Public education is under attack and our children are suffering. In recent years, Buffalo schools have lost 140 teaching positions and made cuts to after-school programs. Statewide, class sizes have spiked, summer school has been cut back and arts, music, college-level courses, libraries and tutoring have all faced cuts.

The funding is particularly urgent given the fact that in Buffalo, parents and the school district are collaborating to improve school climate and stop excessive suspensions. Buffalo’s students simply cannot afford more cuts, but that is what will happen unless the Legislature adds more school aid to the governor’s proposed budget.

Gov. Andrew M. Cuomo has made reducing and limiting education spending one of his top priorities since entering office, but our schoolchildren are suffering the consequences. New York ranks No. 5 in the nation for having the biggest opportunity gap between rich and poor school districts.

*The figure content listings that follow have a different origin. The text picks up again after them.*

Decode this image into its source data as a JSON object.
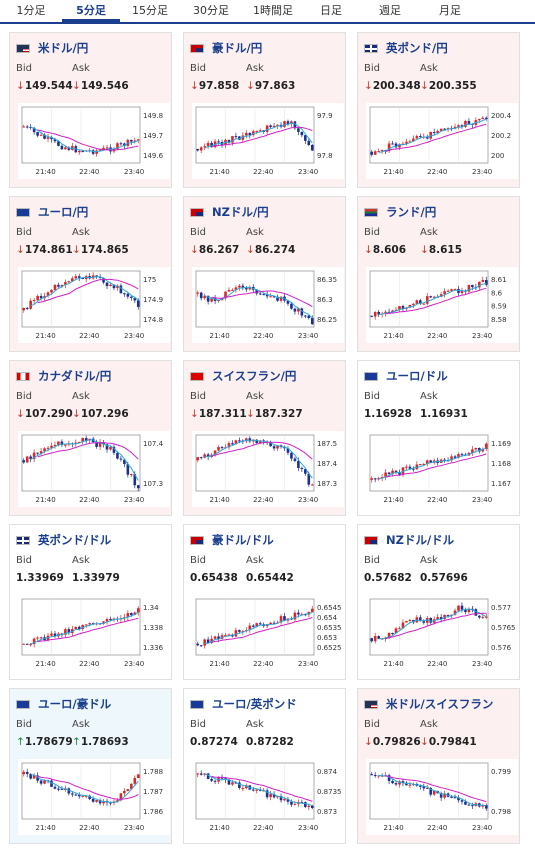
{
  "tabs": [
    "1分足",
    "5分足",
    "15分足",
    "30分足",
    "1時間足",
    "日足",
    "週足",
    "月足"
  ],
  "active_tab": 1,
  "labels": {
    "bid": "Bid",
    "ask": "Ask"
  },
  "times": [
    "21:40",
    "22:40",
    "23:40"
  ],
  "cards": [
    {
      "name": "米ドル/円",
      "flag": "us",
      "dir": "down",
      "bid": "149.544",
      "ask": "149.546",
      "ticks": [
        "149.8",
        "149.7",
        "149.6"
      ],
      "trend": "down-hump"
    },
    {
      "name": "豪ドル/円",
      "flag": "au",
      "dir": "down",
      "bid": "97.858",
      "ask": "97.863",
      "ticks": [
        "97.9",
        "97.8"
      ],
      "trend": "up-drop"
    },
    {
      "name": "英ポンド/円",
      "flag": "uk",
      "dir": "down",
      "bid": "200.348",
      "ask": "200.355",
      "ticks": [
        "200.4",
        "200.2",
        "200"
      ],
      "trend": "up"
    },
    {
      "name": "ユーロ/円",
      "flag": "eu",
      "dir": "down",
      "bid": "174.861",
      "ask": "174.865",
      "ticks": [
        "175",
        "174.9",
        "174.8"
      ],
      "trend": "up-hump"
    },
    {
      "name": "NZドル/円",
      "flag": "nz",
      "dir": "down",
      "bid": "86.267",
      "ask": "86.274",
      "ticks": [
        "86.35",
        "86.3",
        "86.25"
      ],
      "trend": "flat-drop"
    },
    {
      "name": "ランド/円",
      "flag": "za",
      "dir": "down",
      "bid": "8.606",
      "ask": "8.615",
      "ticks": [
        "8.61",
        "8.6",
        "8.59",
        "8.58"
      ],
      "trend": "up"
    },
    {
      "name": "カナダドル/円",
      "flag": "ca",
      "dir": "down",
      "bid": "107.290",
      "ask": "107.296",
      "ticks": [
        "107.4",
        "107.3"
      ],
      "trend": "hump-drop"
    },
    {
      "name": "スイスフラン/円",
      "flag": "ch",
      "dir": "down",
      "bid": "187.311",
      "ask": "187.327",
      "ticks": [
        "187.5",
        "187.4",
        "187.3"
      ],
      "trend": "hump-drop"
    },
    {
      "name": "ユーロ/ドル",
      "flag": "eu",
      "dir": "flat",
      "bid": "1.16928",
      "ask": "1.16931",
      "ticks": [
        "1.169",
        "1.168",
        "1.167"
      ],
      "trend": "up"
    },
    {
      "name": "英ポンド/ドル",
      "flag": "uk",
      "dir": "flat",
      "bid": "1.33969",
      "ask": "1.33979",
      "ticks": [
        "1.34",
        "1.338",
        "1.336"
      ],
      "trend": "up"
    },
    {
      "name": "豪ドル/ドル",
      "flag": "au",
      "dir": "flat",
      "bid": "0.65438",
      "ask": "0.65442",
      "ticks": [
        "0.6545",
        "0.654",
        "0.6535",
        "0.653",
        "0.6525"
      ],
      "trend": "up"
    },
    {
      "name": "NZドル/ドル",
      "flag": "nz",
      "dir": "flat",
      "bid": "0.57682",
      "ask": "0.57696",
      "ticks": [
        "0.577",
        "0.5765",
        "0.576"
      ],
      "trend": "up-flat"
    },
    {
      "name": "ユーロ/豪ドル",
      "flag": "eu",
      "dir": "up",
      "bid": "1.78679",
      "ask": "1.78693",
      "ticks": [
        "1.788",
        "1.787",
        "1.786"
      ],
      "trend": "down-up"
    },
    {
      "name": "ユーロ/英ポンド",
      "flag": "eu",
      "dir": "flat",
      "bid": "0.87274",
      "ask": "0.87282",
      "ticks": [
        "0.874",
        "0.8735",
        "0.873"
      ],
      "trend": "down"
    },
    {
      "name": "米ドル/スイスフラン",
      "flag": "us",
      "dir": "down",
      "bid": "0.79826",
      "ask": "0.79841",
      "ticks": [
        "0.799",
        "0.798"
      ],
      "trend": "down"
    }
  ],
  "colors": {
    "up_candle": "#d62a2a",
    "down_candle": "#1d2f8f",
    "ma1": "#2aa9d8",
    "ma2": "#d020c8",
    "arrow_down": "#c0392b",
    "arrow_up": "#1a8a3a",
    "title": "#1b3f8e"
  }
}
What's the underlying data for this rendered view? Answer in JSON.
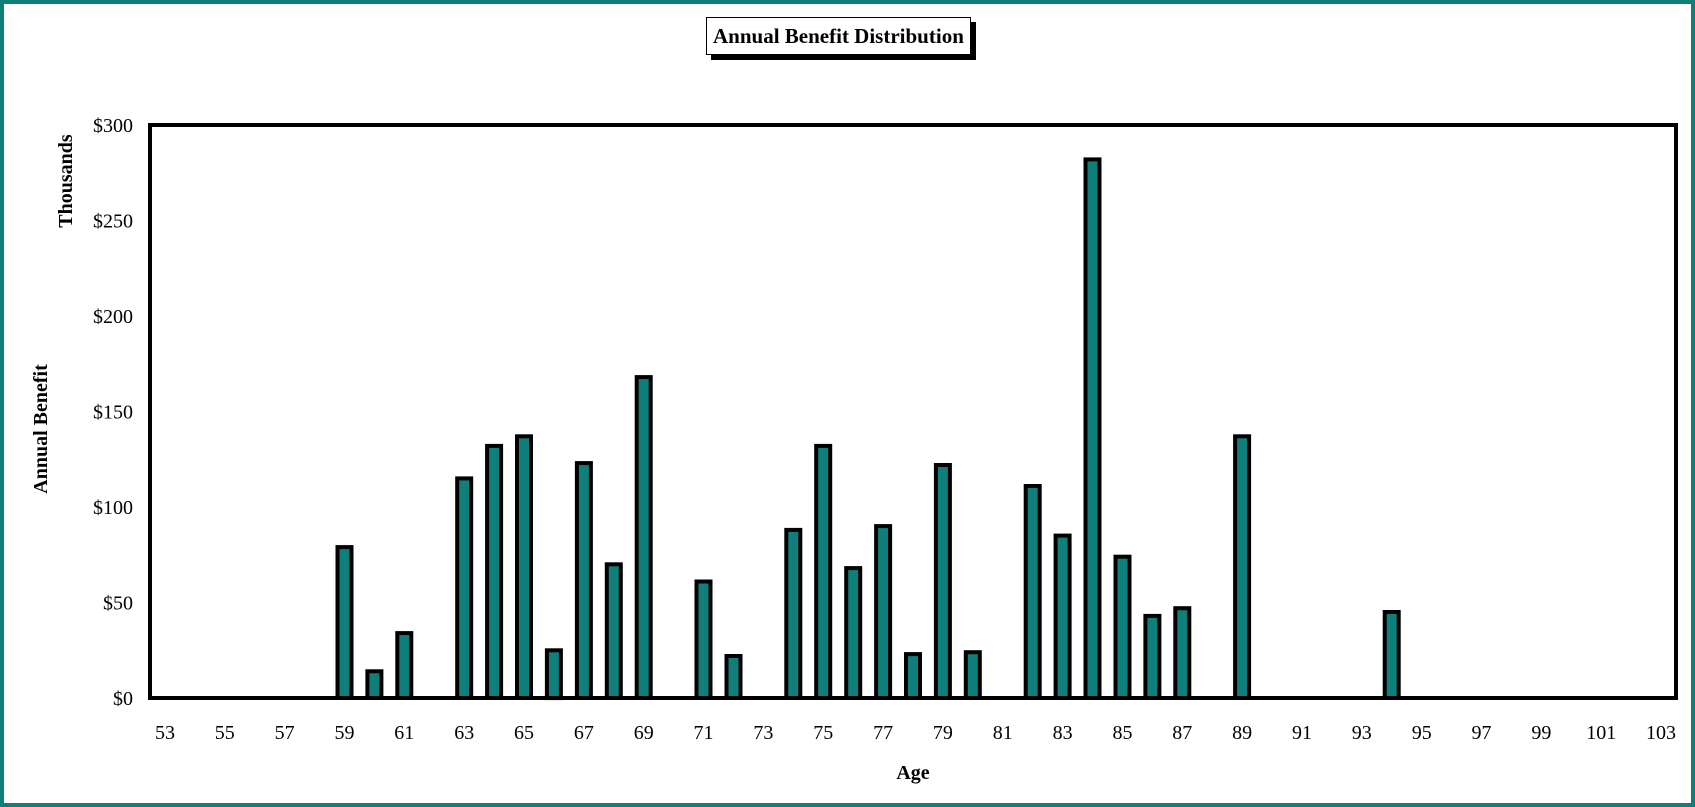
{
  "chart_data": {
    "type": "bar",
    "title": "Annual Benefit Distribution",
    "xlabel": "Age",
    "ylabel": "Annual Benefit",
    "ylabel_units": "Thousands",
    "ylim": [
      0,
      300
    ],
    "yticks": [
      "$0",
      "$50",
      "$100",
      "$150",
      "$200",
      "$250",
      "$300"
    ],
    "x_range": [
      53,
      103
    ],
    "xticks": [
      "53",
      "55",
      "57",
      "59",
      "61",
      "63",
      "65",
      "67",
      "69",
      "71",
      "73",
      "75",
      "77",
      "79",
      "81",
      "83",
      "85",
      "87",
      "89",
      "91",
      "93",
      "95",
      "97",
      "99",
      "101",
      "103"
    ],
    "bar_color": "#0e7f7b",
    "border_color": "#0e7f7b",
    "grid": false,
    "legend": "none",
    "series": [
      {
        "x": [
          59,
          60,
          61,
          63,
          64,
          65,
          66,
          67,
          68,
          69,
          71,
          72,
          74,
          75,
          76,
          77,
          78,
          79,
          80,
          82,
          83,
          84,
          85,
          86,
          87,
          89,
          94
        ],
        "values": [
          79,
          14,
          34,
          115,
          132,
          137,
          25,
          123,
          70,
          168,
          61,
          22,
          88,
          132,
          68,
          90,
          23,
          122,
          24,
          111,
          85,
          282,
          74,
          43,
          47,
          137,
          45
        ]
      }
    ]
  }
}
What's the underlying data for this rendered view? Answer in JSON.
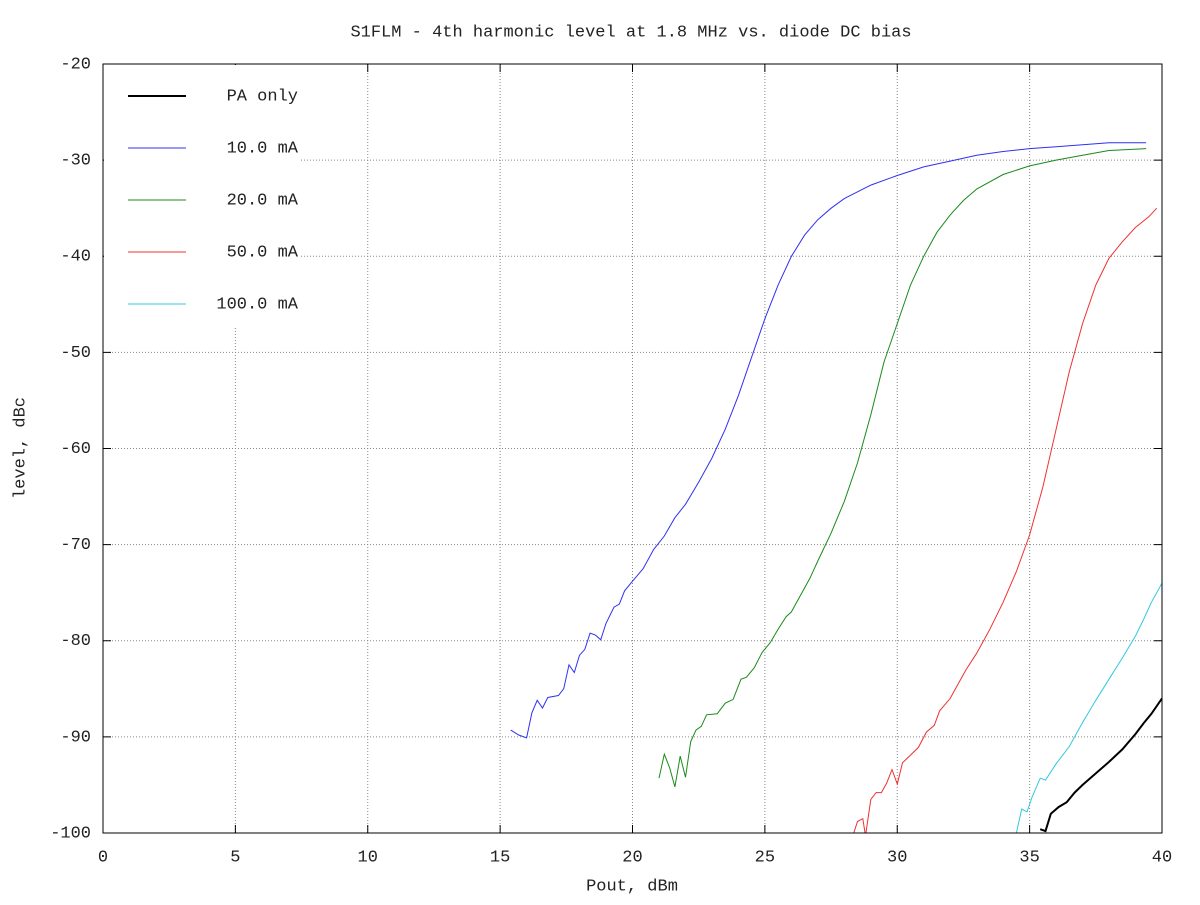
{
  "chart_data": {
    "type": "line",
    "title": "S1FLM - 4th harmonic level at 1.8 MHz vs. diode DC bias",
    "x_label": "Pout, dBm",
    "y_label": "level, dBc",
    "xlim": [
      0,
      40
    ],
    "xticks": [
      0,
      5,
      10,
      15,
      20,
      25,
      30,
      35,
      40
    ],
    "ylim": [
      -100,
      -20
    ],
    "yticks": [
      -100,
      -90,
      -80,
      -70,
      -60,
      -50,
      -40,
      -30,
      -20
    ],
    "grid": true,
    "legend": "top-left",
    "series": [
      {
        "name": "PA only",
        "color": "#000000",
        "x": [
          35.4,
          35.6,
          35.8,
          36.1,
          36.4,
          36.7,
          37,
          37.5,
          38,
          38.5,
          39,
          39.3,
          39.6,
          40
        ],
        "values": [
          -99.6,
          -99.8,
          -98,
          -97.3,
          -96.8,
          -95.8,
          -95,
          -93.8,
          -92.6,
          -91.3,
          -89.7,
          -88.6,
          -87.6,
          -86
        ]
      },
      {
        "name": "10.0 mA",
        "color": "#3030f0",
        "x": [
          15.4,
          15.7,
          16,
          16.2,
          16.4,
          16.6,
          16.8,
          17.2,
          17.4,
          17.6,
          17.8,
          18,
          18.2,
          18.4,
          18.6,
          18.8,
          19,
          19.3,
          19.5,
          19.7,
          20,
          20.4,
          20.8,
          21.2,
          21.6,
          22,
          22.5,
          23,
          23.5,
          24,
          24.5,
          25,
          25.5,
          26,
          26.5,
          27,
          27.5,
          28,
          29,
          30,
          31,
          32,
          33,
          34,
          35,
          36,
          37,
          38,
          39.4
        ],
        "values": [
          -89.3,
          -89.8,
          -90.1,
          -87.5,
          -86.2,
          -87,
          -85.9,
          -85.7,
          -85,
          -82.5,
          -83.3,
          -81.5,
          -80.9,
          -79.2,
          -79.4,
          -79.9,
          -78.2,
          -76.5,
          -76.2,
          -74.8,
          -73.8,
          -72.5,
          -70.5,
          -69.1,
          -67.2,
          -65.8,
          -63.5,
          -61,
          -58,
          -54.5,
          -50.5,
          -46.5,
          -43,
          -40,
          -37.8,
          -36.2,
          -35,
          -34,
          -32.6,
          -31.6,
          -30.7,
          -30.1,
          -29.5,
          -29.1,
          -28.8,
          -28.6,
          -28.4,
          -28.2,
          -28.2
        ]
      },
      {
        "name": "20.0 mA",
        "color": "#1a8a1a",
        "x": [
          21,
          21.2,
          21.4,
          21.6,
          21.8,
          22,
          22.2,
          22.4,
          22.6,
          22.8,
          23.2,
          23.5,
          23.8,
          24.1,
          24.3,
          24.6,
          24.9,
          25.2,
          25.5,
          25.8,
          26,
          26.3,
          26.7,
          27,
          27.5,
          28,
          28.5,
          29,
          29.5,
          30,
          30.5,
          31,
          31.5,
          32,
          32.5,
          33,
          34,
          35,
          36,
          37,
          38,
          39.4
        ],
        "values": [
          -94.3,
          -91.8,
          -93.2,
          -95.2,
          -92,
          -94.2,
          -90.5,
          -89.3,
          -88.9,
          -87.7,
          -87.6,
          -86.5,
          -86.1,
          -84,
          -83.8,
          -82.8,
          -81.2,
          -80.2,
          -78.8,
          -77.5,
          -77,
          -75.5,
          -73.5,
          -71.7,
          -68.8,
          -65.5,
          -61.5,
          -56.5,
          -51,
          -47,
          -43,
          -40,
          -37.5,
          -35.7,
          -34.2,
          -33,
          -31.5,
          -30.6,
          -30,
          -29.5,
          -29,
          -28.8
        ]
      },
      {
        "name": "50.0 mA",
        "color": "#f03030",
        "x": [
          28.3,
          28.5,
          28.7,
          28.8,
          29,
          29.2,
          29.4,
          29.6,
          29.8,
          30,
          30.2,
          30.5,
          30.8,
          31.1,
          31.4,
          31.6,
          32,
          32.3,
          32.6,
          33,
          33.5,
          34,
          34.5,
          35,
          35.5,
          36,
          36.5,
          37,
          37.5,
          38,
          38.5,
          39,
          39.5,
          39.8
        ],
        "values": [
          -100.5,
          -98.8,
          -98.5,
          -100.3,
          -96.5,
          -95.8,
          -95.8,
          -94.8,
          -93.4,
          -94.9,
          -92.7,
          -91.9,
          -91.1,
          -89.5,
          -88.8,
          -87.3,
          -86,
          -84.5,
          -83,
          -81.3,
          -78.8,
          -76,
          -72.8,
          -69,
          -64,
          -58,
          -52,
          -47,
          -43,
          -40.2,
          -38.5,
          -37,
          -35.9,
          -35
        ]
      },
      {
        "name": "100.0 mA",
        "color": "#30c8e0",
        "x": [
          34.5,
          34.7,
          34.9,
          35.1,
          35.4,
          35.6,
          36,
          36.5,
          37,
          37.5,
          38,
          38.5,
          39,
          39.3,
          39.6,
          40
        ],
        "values": [
          -100,
          -97.5,
          -97.8,
          -96.2,
          -94.3,
          -94.5,
          -92.8,
          -91,
          -88.5,
          -86.2,
          -84,
          -81.8,
          -79.5,
          -77.8,
          -76,
          -74
        ]
      }
    ]
  }
}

A recent report by the Alliance for Quality Education documents that the rich school districts spend an average of $8,601 more per pupil than poor ones in New York. This gap has widened since Cuomo took office, and the policies of Albany are the source of the problem.

The wealthiest schools in the state have incredibly rich curriculums with college-level courses ranging from Chinese to civil engineering, intensive guidance counseling, numerous sports teams and dozens of performing arts electives. Money works well in providing high-quality educational opportunities in wealthy downstate suburbs. Why should Buffalo students deserve less?

That is why parents and students from Buffalo went to Albany last week. More than 1,000 New Yorkers paraded around the capitol to demand that the Legislature add $350 million to the budget to prevent more classroom cuts.

The vast majority of New Yorkers support more school funding and greater equity in opportunity, yet, Hannya Boulos, the director of Buffalo ReformEd, had a recent column in The Buffalo News attacking the Alliance for Quality Education’s report highlighting inequity. In the column, she opposed more funding for Buffalo schools. She labeled our fight a “tired call for more money.” It is disappointing that her organization is opposed to providing services and programs that our children need to be successful in life.

Fortunately, Buffalo’s legislators, including Assemblywoman Crystal Peoples-Stokes and Sen. Tim Kennedy, support adding $350 million in school aid. Parents should call the governor to ask him to invest more in our children’s future. We, the people of Buffalo, believe that our children deserve that.

Michael Quinniey is the parent of an East High School student. Brian Trzeciak is lead organizer of Citizen Action of New York and the Alliance for Quality Education.